The ICADD tagset is described and "formalized" in an annex to ISO 12083.
This is an informative (that is, non-normative) piece of text, for
information only. It is used in projects throughout the world, and has
been implemented as an input stream to major Braille creation
software and software for creation of electronic books for the blind. At
least one formatting engine implements it for creation of large print
books.

This is my idea, in two parts:

1) If we extend HTML ever-so-slightly with a tiny handful of new
elements (AU, BOX, IPP, LHEAD, etc) , and encourage browser
builders to alias certain ICADD elements to existing HTML elements
(ANCHOR to A, PARA to P, etc), then we overnight make every
Web browser into an ICADD browser. Blind people with software
that reads their screen will be able to use any WWW browser that
is compatible (there are specific ways to implement cursors, for
example, that let the screen reader "find them") with their screen
reader. NCSA has already agreed to work toward making Mosaic
"accessible" in this way.

(I'll talk about tables separately, in a later posting, if people agree
that this is all worthwhile activity. In one sentence: I've convinced
the ICADD people to change the table element names where they
match to HTML names -- ROW to TR, STUBCELL to TH, CELL
to TD. When we work on HTML 3.0, I'll propose the ICADD table
model with two or three levels of implementation, level 0 being
roughly the HTMLplus tables of old with optional COLDEF elements
to hold more formatting when needed, level 2 being full Braille- and
voice-enabled tables.)

2) When HTML2.0 is finalized, I'll add the ICADD attributes to it
in a version that we distribute to content providers who work with
the blind (Braille translation houses, electronic book creators, etc).
This will establish the mappings from HTML elements to ICADD
elements and will mean that all HTML text is *instantly* and
automatically translatable into both print and on-line Braille.

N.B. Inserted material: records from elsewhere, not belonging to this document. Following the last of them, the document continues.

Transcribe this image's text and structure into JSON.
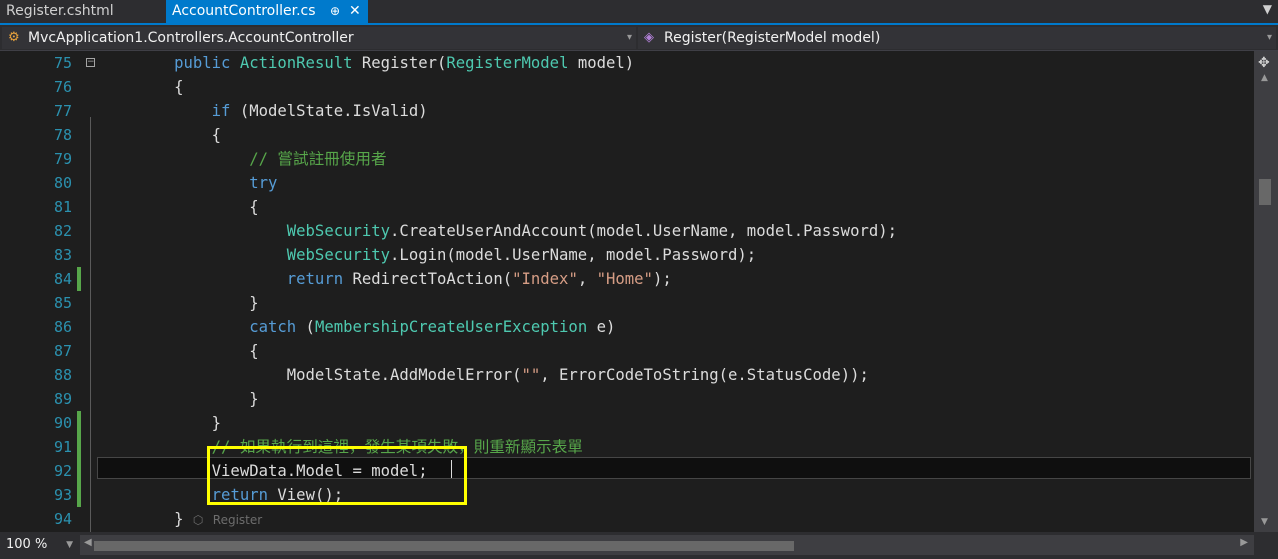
{
  "tabs": [
    {
      "label": "Register.cshtml",
      "active": false
    },
    {
      "label": "AccountController.cs",
      "active": true
    }
  ],
  "tab_pin_glyph": "⊕",
  "tab_close_glyph": "✕",
  "tab_dropdown_glyph": "▼",
  "nav": {
    "left_label": "MvcApplication1.Controllers.AccountController",
    "left_icon": "class-icon",
    "right_label": "Register(RegisterModel model)",
    "right_icon": "method-icon",
    "arrow": "▾"
  },
  "line_numbers": [
    "75",
    "76",
    "77",
    "78",
    "79",
    "80",
    "81",
    "82",
    "83",
    "84",
    "85",
    "86",
    "87",
    "88",
    "89",
    "90",
    "91",
    "92",
    "93",
    "94"
  ],
  "modified_lines": [
    84,
    90,
    91,
    92,
    93
  ],
  "code_lens": "Register",
  "fold_glyph": "−",
  "zoom": "100 %",
  "colors": {
    "accent": "#007acc",
    "highlight_box": "#ffff00",
    "keyword": "#569cd6",
    "type": "#4ec9b0",
    "string": "#d69d85",
    "comment": "#57a64a",
    "line_number": "#2b91af"
  }
}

So, my question is: Should I propose the extra ICADD elements
now, as "proposed" for future versions so people can be thinking
about them, starting to implement, and so forth? Or should I
wait and make all these proposals as part of the HTML 3.0
process?

Here's a table of comparisons and proposed actions:

HTML NAME ICADD NAME EXPLANATION/COMMENT
_____________________________________________________________________

A ANCHOR Ask WWW browsers to accept alias
BLOCKQUOTE [obs] BQ HTML to add back if possible
BYLINE? AU HTML to change/add if possible
DT TERM Ask WWW browsers to accept alias
FIG FIG Must allow PCDATA for
alternate description
FOOTNOTE FN Ask WWW browsers to accept alias
HTMLPLUS BOOK May be valuable to keep this distinction
so browsers will know it's the ICADD DTD
even if they don't read the DOCTYPE
I IT Ask WWW browsers to accept alias
LI LITEM Ask WWW browsers to accept alias
OL/UL LIST OL/UL distinction not meaningful in ICADD
since the generated content must be
there. Would be good to add LIST to
HTML if possible or ask developers to
accept alias.
P PARA Ask WWW browsers to accept alias
STRONG OTHER Ask WWW browsers to accept alias
TITLE TI Ask WWW browsers to accept alias

Software could ignore the following elements or do special processing:
IPP Would be best if browser makers turned
this into generated text such as
"Print Page: ". These are used both
to alert blind person to matching
page in printed book and also as
targets of <PP>. Content could be
turned from <IPP>154</IPP> into
<IPP NAME="154"> or equivalent.
PP Reference to <IPP>. Could be treated
as <A HREF="154"> or equivalent.
XREF Only meaningful on paper (pointer to
ANCHOR -- matching ID/IDREF)

Concepts not in HTML which would be added for ICADD support:
BOX Could simply be <HR> at <BOX>
and another <HR> at </BOX>; browser
developers could draw vertical lines.
LHEAD Optional list headings are useful.

I would further propose that ICADD lose the LANG element and replace it
with the CHARSET attribute as is done with the HTMLplus proposal.

For tables, the proposal is that ICADD adopt TR and TD from HTML, and
potentially, say, TH and THSUB, and that rest of model be adopted by
the HTML community from ICADD. I'll post the DTD if there's interest. To
a very great extent it's forward compatible from the HTMLplus tables.

Anyway, sorry for the length of this posting, but I wanted to present
this in its entirety. If there is support for this proposal, then I
will create a version of the HTML2.0 DTD with the 4 or 6 ICADD
*new* elements in as proposed (AU, BQ, BOX, LHEAD, possibly
IPP and PP). I think that the aliased elements
should simply be handled in a note to implementors.

If we are able to do this, I think I can assure you that at the
next "Closing the Gap" conference, there will be a move for the
disabled community to solidly endorse HTML. There's no harm in
that kind of support!

Best,

Yuri Rubinsky
for the ICADD technical Committee